Vous me direz que c’est une apothicairerie comme une autre, avec ses faïences bleues, ses boiseries sculptées et ses mortiers de bronze. Oui, certainement, mais le charme opère toujours, et si l’on enquête un peu, on se rend compte que chaque apothicairerie est différente. À Pontarlier, l’originalité ce sont les faïences de Franche-Comté, que Claude Bloch, membre des Amis du musée de Pontarlier, connaît par cœur. Elle nous fait la visite de l’ancienne salle recouverte de longs rayonnages en bois, où sont toujours exposés les vieux pots à pharmacie devenus objets de curiosité et objets d’art. Tout est dans un état impeccable et l’absinthe, l’élixir du pays, trône en bonne place sur les étagères (un pot de porcelaine porte son inscription en lettres dorées).
Trois styles, trois techniques.
Au fil des explications enthousiastes de Mme Bloch, on comprend les différences entre la faïence stannifère, la faïence fine et la porcelaine, trois styles, trois techniques, qui représentent trois époques différentes et témoignent de l’évolution des contenants pharmaceutiques. La faïence stannifère, avec ses formes arrondies et son teint opaque, nous fait voyager dans l’Italie et dans l’Espagne de la Renaissance, puis nous fait remonter en France jusque dans les célèbres faïenceries de Nevers, Rouen ou Dijon. En Franche-Comté, ce sont les faïenceries de Dole, Poligny, Boult ou Rioz qui se mettront à imiter le style nivernais au XVIIIe siècle. Puis, suite au retour de la Compagnie des Indes hollandaises, c’est l’imitation de la porcelaine de Chine qui deviendra une obsession.
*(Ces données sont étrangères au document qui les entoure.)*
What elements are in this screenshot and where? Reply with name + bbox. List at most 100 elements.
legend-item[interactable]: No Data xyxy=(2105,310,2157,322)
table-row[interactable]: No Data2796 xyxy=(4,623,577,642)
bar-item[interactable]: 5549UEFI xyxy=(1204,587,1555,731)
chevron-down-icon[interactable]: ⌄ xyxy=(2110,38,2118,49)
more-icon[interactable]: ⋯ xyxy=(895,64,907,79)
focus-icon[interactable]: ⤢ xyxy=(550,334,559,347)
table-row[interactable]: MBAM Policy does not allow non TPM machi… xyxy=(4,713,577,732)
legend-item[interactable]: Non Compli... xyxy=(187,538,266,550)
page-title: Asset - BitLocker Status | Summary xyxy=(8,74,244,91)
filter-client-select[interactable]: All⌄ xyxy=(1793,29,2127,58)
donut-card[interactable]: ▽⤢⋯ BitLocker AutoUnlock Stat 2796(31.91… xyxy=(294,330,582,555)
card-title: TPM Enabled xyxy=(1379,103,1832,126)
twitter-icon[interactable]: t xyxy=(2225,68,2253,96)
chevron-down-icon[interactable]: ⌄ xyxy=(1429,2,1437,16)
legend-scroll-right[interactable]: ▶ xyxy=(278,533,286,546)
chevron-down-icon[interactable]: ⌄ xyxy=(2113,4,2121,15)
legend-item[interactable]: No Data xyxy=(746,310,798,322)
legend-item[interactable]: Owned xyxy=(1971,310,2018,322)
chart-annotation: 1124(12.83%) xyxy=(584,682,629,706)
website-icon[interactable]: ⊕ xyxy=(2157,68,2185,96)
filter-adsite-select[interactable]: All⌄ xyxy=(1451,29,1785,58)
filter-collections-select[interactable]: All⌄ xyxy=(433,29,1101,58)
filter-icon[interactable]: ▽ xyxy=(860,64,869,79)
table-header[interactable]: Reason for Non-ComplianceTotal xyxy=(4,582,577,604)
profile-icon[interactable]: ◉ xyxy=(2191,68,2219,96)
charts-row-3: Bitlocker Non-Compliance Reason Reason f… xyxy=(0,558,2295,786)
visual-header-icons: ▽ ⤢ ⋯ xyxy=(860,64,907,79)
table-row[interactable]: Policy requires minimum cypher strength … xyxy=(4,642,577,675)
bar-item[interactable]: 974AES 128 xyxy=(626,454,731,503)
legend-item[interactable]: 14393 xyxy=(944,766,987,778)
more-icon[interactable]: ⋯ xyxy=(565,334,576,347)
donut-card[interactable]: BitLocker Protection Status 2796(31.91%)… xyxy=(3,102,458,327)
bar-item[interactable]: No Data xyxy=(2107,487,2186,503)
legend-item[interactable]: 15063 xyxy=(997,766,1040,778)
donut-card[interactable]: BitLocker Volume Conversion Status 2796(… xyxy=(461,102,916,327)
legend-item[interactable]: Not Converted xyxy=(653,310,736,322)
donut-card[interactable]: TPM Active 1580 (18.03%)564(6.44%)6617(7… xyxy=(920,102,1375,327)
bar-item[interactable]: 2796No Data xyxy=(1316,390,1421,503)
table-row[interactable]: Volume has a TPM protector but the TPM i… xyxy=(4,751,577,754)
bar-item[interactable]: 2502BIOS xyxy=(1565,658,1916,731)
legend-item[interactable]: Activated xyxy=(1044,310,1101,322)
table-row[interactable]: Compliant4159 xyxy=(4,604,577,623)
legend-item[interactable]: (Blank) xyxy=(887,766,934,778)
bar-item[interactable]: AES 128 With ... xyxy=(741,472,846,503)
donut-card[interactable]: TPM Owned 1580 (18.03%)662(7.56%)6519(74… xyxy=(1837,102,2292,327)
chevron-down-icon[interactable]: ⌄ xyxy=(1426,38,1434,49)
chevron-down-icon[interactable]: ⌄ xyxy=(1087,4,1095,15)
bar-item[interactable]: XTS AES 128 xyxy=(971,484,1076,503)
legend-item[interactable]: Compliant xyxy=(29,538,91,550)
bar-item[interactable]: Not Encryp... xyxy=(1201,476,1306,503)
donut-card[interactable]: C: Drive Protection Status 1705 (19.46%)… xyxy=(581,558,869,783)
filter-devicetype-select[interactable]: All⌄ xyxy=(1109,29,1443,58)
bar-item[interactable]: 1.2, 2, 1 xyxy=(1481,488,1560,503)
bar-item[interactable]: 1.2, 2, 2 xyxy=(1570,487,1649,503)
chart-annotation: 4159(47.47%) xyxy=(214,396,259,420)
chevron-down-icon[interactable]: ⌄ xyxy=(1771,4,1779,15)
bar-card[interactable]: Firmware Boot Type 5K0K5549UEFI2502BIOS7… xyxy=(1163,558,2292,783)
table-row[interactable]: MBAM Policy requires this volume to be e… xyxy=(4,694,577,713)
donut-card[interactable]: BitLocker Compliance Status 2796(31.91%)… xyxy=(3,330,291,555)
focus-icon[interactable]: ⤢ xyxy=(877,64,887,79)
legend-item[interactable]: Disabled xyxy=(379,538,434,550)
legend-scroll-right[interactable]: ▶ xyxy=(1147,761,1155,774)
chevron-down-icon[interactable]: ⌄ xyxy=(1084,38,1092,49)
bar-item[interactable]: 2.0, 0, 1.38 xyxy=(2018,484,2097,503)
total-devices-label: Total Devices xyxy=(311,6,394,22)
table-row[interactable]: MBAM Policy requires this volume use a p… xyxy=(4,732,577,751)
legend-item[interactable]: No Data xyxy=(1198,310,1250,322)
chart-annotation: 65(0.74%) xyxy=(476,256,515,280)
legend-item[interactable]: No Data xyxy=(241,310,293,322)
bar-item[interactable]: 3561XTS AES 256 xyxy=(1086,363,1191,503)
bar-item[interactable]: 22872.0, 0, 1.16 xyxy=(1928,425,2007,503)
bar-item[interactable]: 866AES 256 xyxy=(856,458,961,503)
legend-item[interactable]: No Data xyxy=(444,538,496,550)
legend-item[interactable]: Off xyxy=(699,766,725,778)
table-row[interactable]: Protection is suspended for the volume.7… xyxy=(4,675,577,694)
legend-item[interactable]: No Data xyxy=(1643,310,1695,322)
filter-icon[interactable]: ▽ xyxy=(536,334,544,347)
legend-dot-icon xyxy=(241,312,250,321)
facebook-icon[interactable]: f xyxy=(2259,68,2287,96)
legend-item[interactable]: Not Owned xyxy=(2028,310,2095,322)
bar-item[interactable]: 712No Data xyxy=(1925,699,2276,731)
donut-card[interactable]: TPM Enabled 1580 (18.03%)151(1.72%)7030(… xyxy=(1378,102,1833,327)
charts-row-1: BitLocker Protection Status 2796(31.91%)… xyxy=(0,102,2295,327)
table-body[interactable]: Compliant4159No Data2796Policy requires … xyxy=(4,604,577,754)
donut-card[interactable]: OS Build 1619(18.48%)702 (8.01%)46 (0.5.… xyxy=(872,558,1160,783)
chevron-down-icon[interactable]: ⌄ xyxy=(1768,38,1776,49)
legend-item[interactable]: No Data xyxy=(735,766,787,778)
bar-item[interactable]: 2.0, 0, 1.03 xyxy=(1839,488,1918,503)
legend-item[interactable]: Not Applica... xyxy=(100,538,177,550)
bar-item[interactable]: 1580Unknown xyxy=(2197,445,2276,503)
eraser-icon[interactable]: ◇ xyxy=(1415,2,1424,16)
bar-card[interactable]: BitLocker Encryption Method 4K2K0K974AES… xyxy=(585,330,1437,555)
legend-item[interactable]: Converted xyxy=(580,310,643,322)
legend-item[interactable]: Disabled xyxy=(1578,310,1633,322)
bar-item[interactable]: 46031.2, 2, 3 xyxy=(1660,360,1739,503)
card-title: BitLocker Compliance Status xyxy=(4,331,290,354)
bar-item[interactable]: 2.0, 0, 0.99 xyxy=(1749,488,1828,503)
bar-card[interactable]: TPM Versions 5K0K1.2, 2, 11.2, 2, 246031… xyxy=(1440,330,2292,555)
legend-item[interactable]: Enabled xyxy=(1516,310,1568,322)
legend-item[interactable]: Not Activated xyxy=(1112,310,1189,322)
Les régions françaises adoptent alors la technique de la faïence fine, une terre d’argile blanche recouverte d’un engobe transparent à base de plomb, dont la technique arrive d’Angleterre. La Franche-Comté et ses nombreuses faïenceries, en particulier celle de Nans-sous-Sainte-Anne et Migette, adoptent cette pâte immaculée qui connaît un grand succès au XIXe siècle. Sur les étagères de l’apothicairerie de Pontarlier, cette page de l’histoire est visible à travers la série de pots en forme de petites urnes blanches finement ornée. Et de l’autre côté, des pots en pure porcelaine annoncent l’époque suivante. Plus insolite, on remarque aussi plusieurs bouteilles transformées en contenants de remèdes, qui rappellent que la région est friande de bon vin, également présent en grande quantité dans les préparations pharmaceutiques.
Terre hospitalière.
En quittant la charmante apothicairerie de Pontarlier, la sœur, gardienne des clefs, nous raccompagne. Le lieu est sous la responsabilité des sœurs - elles sont encore trois à l’hôpital - ce qui fait actionner la machine à remonter le temps. Le fait est plutôt rare, en effet, aujourd’hui. L’impression que l’apothicairerie est encore en service, un peu comme sur une photographie des années 1950…
Les plus passionnées pourront prendre le chemin du musée de Pontarlier, où plusieurs salles sont consacrées à la riche histoire des faïences franc-comtoises, dont beaucoup sont liées au fonctionnement d’une apothicairerie, les exemples les plus connus étant Dole, Poligny et Salins-les-Bains. Les pharmaciens seront intéressés de découvrir ces trésors méconnus de leur profession, qui furent pendant si longtemps des objets du quotidien, et qui ont acquis, par la grâce du temps, une valeur patrimoniale. La connaissance de l’histoire locale est ici profondément marquée par la terre « hospitalière » de Franche-Comté.